In his closing argument Laslovich told the jury, “This is a pretty straightforward story. This is a story of trust. This is a story of betrayal and deceit – a tangled web of deceit.” Serata is somewhat of a “lost soul” who squeaks by on odd jobs and disability payments of less than $800 a month. He finds the Lord and meets Himes. He looks up to Himes and consults him on the big issues of his life – like where to invest his inheritance.
In his closing argument, an emotional, rambling, unfocussed monologue, Himes placed the blame on Serata and Lindeen, and suggested that he – Himes – was victimized by Serata. Serata was a “non-credible witness,” a scammer who tried to defraud the V.A. The prosecution “made it look like I set a poor, crippled guy up when the truth is that poor, crippled guy set the V.A. up. He defrauded the V.A., he defrauded me and now he’s trying to defraud you.”
Lindeen’s office coordinated a “witch hunt” – a phrase Himes used repeatedly in his closing – because she and her staff know that Himes is “pro-traditional marriage” and she and/or her staff are gay rights activists. “It is a witch hunt. It was a prophetic thing. That’s true.”

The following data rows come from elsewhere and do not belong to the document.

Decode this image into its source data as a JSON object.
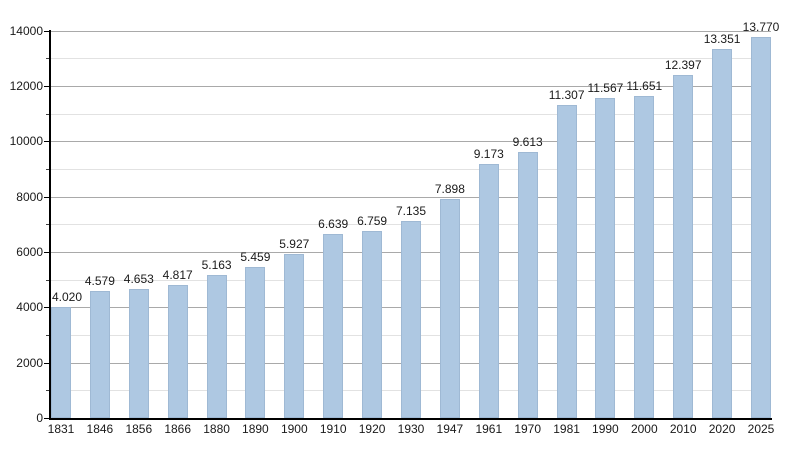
{
  "chart_data": {
    "type": "bar",
    "title": "",
    "xlabel": "",
    "ylabel": "",
    "legend": "none",
    "grid": "horizontal major+minor",
    "background": "#ffffff",
    "categories": [
      "1831",
      "1846",
      "1856",
      "1866",
      "1880",
      "1890",
      "1900",
      "1910",
      "1920",
      "1930",
      "1947",
      "1961",
      "1970",
      "1981",
      "1990",
      "2000",
      "2010",
      "2020",
      "2025"
    ],
    "values": [
      4020,
      4579,
      4653,
      4817,
      5163,
      5459,
      5927,
      6639,
      6759,
      7135,
      7898,
      9173,
      9613,
      11307,
      11567,
      11651,
      12397,
      13351,
      13770
    ],
    "bar_labels": [
      "4.020",
      "4.579",
      "4.653",
      "4.817",
      "5.163",
      "5.459",
      "5.927",
      "6.639",
      "6.759",
      "7.135",
      "7.898",
      "9.173",
      "9.613",
      "11.307",
      "11.567",
      "11.651",
      "12.397",
      "13.351",
      "13.770"
    ],
    "ylim": [
      0,
      14000
    ],
    "y_ticks_major": [
      0,
      2000,
      4000,
      6000,
      8000,
      10000,
      12000,
      14000
    ],
    "y_ticks_minor": [
      1000,
      3000,
      5000,
      7000,
      9000,
      11000,
      13000
    ],
    "colors": {
      "bar_fill": "#aec8e2",
      "bar_border": "#9fb9d4",
      "grid_major": "#a9a9a9",
      "grid_minor": "#e2e2e2",
      "axis": "#000000",
      "text": "#1a1a1a"
    }
  }
}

Serata invested $150,000 in Duratherm Building Systems, a Mexican company owned by Himes and James Bryant, Himes’s co-pastor and co-defendant. Serata testified that when he visited the factory in Mexico he found nothing but an empty building. The $150,000 he invested in a glue machine vanished, as bank records indicated. The glue machine turned out to be “old, worn, beat up, rusted,” in Laslovich’s words.
Bryant testified that Duratherm was, in fact, on the verge of profitability when the state filed criminal charges. The resultant press accounts plunged the company into near insolvency.
In summary, it could be said that the relationship between spiritual advisor and seeker broke down irretrievably when the covenant with God they thought they were making expanded to include a profit sharing element.
Sentencing will take place when a pre-sentence investigation is complete, which could take several months.